Texte & Reden
22. Januar 1965

DER FLIEGENDE HOLLÄNDER (1965)

Text für die Stuttgarter Zeitung

Als Joachim Herz, Leipziger Operndirektor und begabtester Felsenstein-Schüler, daran ging, den „Fliegenden Holländer“ für den Film einzurichten, kannte er genügend missglückte Opernfilme, um es besser zu machen. Was italienischen Regisseuren bei Verdi („Aida“, „Rigoletto“) und Puccini („Tosca“, „Madame Butterfly“) nicht gelungen war, versuchte Herz erstmals bei Wagner: die konsequente Umgestaltung einer Oper in einen Film. Er wollte „aus der Musik Bilder erfinden, die dann so wirken, als wäre die Musik zu den Bildern erfunden worden“. Bevor er das Wagnis der Verfilmung einging, hatte Herz den „Fliegenden Holländer“ bereits in Ostberlin, Leipzig und Moskau für die Bühne inszeniert. Aus den Überlegungen, die er dort angestellt, aus den Erfahrungen, die er gesammelt hatte, bereitete der Regisseur das aufwendige DEFA-Projekt theoretisch bis ins Detail vor. In der Praxis ergaben sich dann ungeahnte Schwierigkeiten, die beträchtliche Summen verschlungen haben. Bei der DEFA glaubte man schließlich, von Herz ein Kuckucksei eingehandelt zu haben. Doch nun ist ein ansehnlicher Vogel daraus entschlüpft.

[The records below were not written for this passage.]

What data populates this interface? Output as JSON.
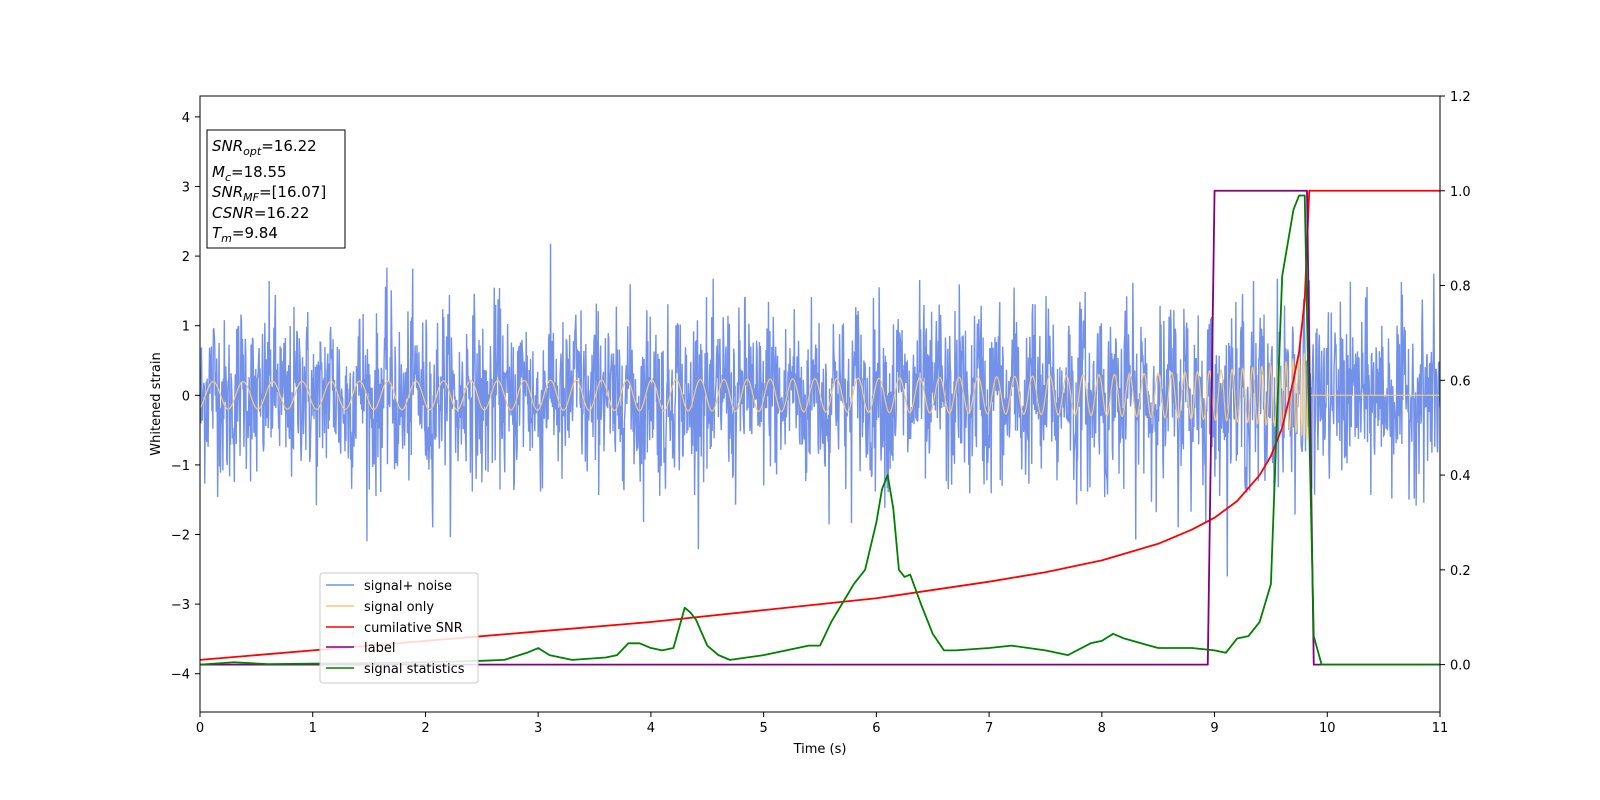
{
  "chart_data": {
    "type": "line",
    "xlabel": "Time (s)",
    "ylabel": "Whitened strain",
    "xlim": [
      0,
      11
    ],
    "ylim_left": [
      -4.55,
      4.3
    ],
    "ylim_right": [
      -0.1,
      1.2
    ],
    "xticks": [
      "0",
      "1",
      "2",
      "3",
      "4",
      "5",
      "6",
      "7",
      "8",
      "9",
      "10",
      "11"
    ],
    "yticks_left": [
      "−4",
      "−3",
      "−2",
      "−1",
      "0",
      "1",
      "2",
      "3",
      "4"
    ],
    "yticks_right": [
      "0.0",
      "0.2",
      "0.4",
      "0.6",
      "0.8",
      "1.0",
      "1.2"
    ],
    "info_box": {
      "snr_opt_base": "SNR",
      "snr_opt_sub": "opt",
      "snr_opt_val": "=16.22",
      "mc_base": "M",
      "mc_sub": "c",
      "mc_val": "=18.55",
      "snr_mf_base": "SNR",
      "snr_mf_sub": "MF",
      "snr_mf_val": "=[16.07]",
      "csnr_base": "CSNR",
      "csnr_val": "=16.22",
      "tm_base": "T",
      "tm_sub": "m",
      "tm_val": "=9.84"
    },
    "legend_position": "lower-left",
    "series": [
      {
        "name": "signal+ noise",
        "axis": "left",
        "color": "#7391e8",
        "noise_std": 0.6,
        "merger_time": 9.84
      },
      {
        "name": "signal only",
        "axis": "left",
        "color": "#f5c97a",
        "merger_time": 9.84,
        "peak_amplitude": 0.7
      },
      {
        "name": "cumilative SNR",
        "axis": "right",
        "color": "#ff0000",
        "x": [
          0,
          1,
          2,
          3,
          4,
          5,
          6,
          7,
          7.5,
          8,
          8.5,
          8.8,
          9.0,
          9.2,
          9.4,
          9.5,
          9.6,
          9.7,
          9.75,
          9.8,
          9.84,
          11
        ],
        "y": [
          0.01,
          0.03,
          0.05,
          0.07,
          0.09,
          0.115,
          0.14,
          0.175,
          0.195,
          0.22,
          0.255,
          0.285,
          0.31,
          0.345,
          0.4,
          0.44,
          0.5,
          0.6,
          0.66,
          0.77,
          1.0,
          1.0
        ]
      },
      {
        "name": "label",
        "axis": "right",
        "color": "#800080",
        "x": [
          0,
          8.94,
          9.0,
          9.82,
          9.88,
          11
        ],
        "y": [
          0,
          0,
          1,
          1,
          0,
          0
        ]
      },
      {
        "name": "signal statistics",
        "axis": "right",
        "color": "#008000",
        "x": [
          0,
          0.3,
          0.6,
          1.0,
          1.5,
          2.0,
          2.5,
          2.7,
          2.9,
          3.0,
          3.1,
          3.3,
          3.6,
          3.7,
          3.8,
          3.9,
          4.0,
          4.1,
          4.2,
          4.3,
          4.35,
          4.4,
          4.5,
          4.6,
          4.7,
          5.0,
          5.2,
          5.4,
          5.5,
          5.6,
          5.7,
          5.8,
          5.9,
          6.0,
          6.05,
          6.1,
          6.15,
          6.2,
          6.25,
          6.3,
          6.4,
          6.5,
          6.6,
          6.7,
          7.0,
          7.2,
          7.5,
          7.7,
          7.9,
          8.0,
          8.1,
          8.2,
          8.5,
          8.8,
          9.0,
          9.1,
          9.2,
          9.3,
          9.4,
          9.5,
          9.6,
          9.7,
          9.75,
          9.8,
          9.84,
          9.88,
          9.95,
          10.0,
          11
        ],
        "y": [
          0,
          0.005,
          0.001,
          0.002,
          0.003,
          0.005,
          0.008,
          0.01,
          0.025,
          0.035,
          0.02,
          0.01,
          0.015,
          0.02,
          0.045,
          0.045,
          0.035,
          0.03,
          0.035,
          0.12,
          0.11,
          0.095,
          0.04,
          0.02,
          0.01,
          0.02,
          0.03,
          0.04,
          0.04,
          0.09,
          0.13,
          0.17,
          0.2,
          0.3,
          0.37,
          0.4,
          0.33,
          0.2,
          0.185,
          0.19,
          0.125,
          0.065,
          0.03,
          0.03,
          0.035,
          0.04,
          0.03,
          0.02,
          0.045,
          0.05,
          0.065,
          0.055,
          0.035,
          0.035,
          0.03,
          0.025,
          0.055,
          0.06,
          0.09,
          0.17,
          0.82,
          0.96,
          0.99,
          0.99,
          0.5,
          0.06,
          0.0,
          0.0,
          0.0
        ]
      }
    ]
  }
}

Der Film – „nach Richard Wagner“ – unterscheidet sich nicht nur in dramaturgischen Einzelheiten von seiner Vorlage, er ist auf weite Strecken eine selbständige Interpretation. Natürlich erzählt auch er die Liebesgeschichte zwischen Senta, der Tochter des norwegischen Seefahrers Daland, und dem fliegenden Holländer. Doch Wagners romantische Grundgedanken – der Zusammenstoß zwischen Menschenwelt und Geisterwelt, die Erlösung durch den Liebestod – sind zugunsten einer realistischen Idee aufgegeben worden. Joachim Herz hat zusammen mit dem Szenenbildner Harald Horn ein Drehbuch verfasst, das die Handlung säuberlich in zwei Sphären sortiert: in Sentas Leben und Sentas Traum. Das Mädchen leidet unter der kleinbürgerlichen Enge des Fischerdorfes und träumt sich in eine Liebesbegegnung mit dem Holländer hinein. Während bei Wagner doch tatsächlich Realität und Märchen zusammenstoßen, verlegt Herz das Erscheinen des Holländers in die Phantasie des Mädchens.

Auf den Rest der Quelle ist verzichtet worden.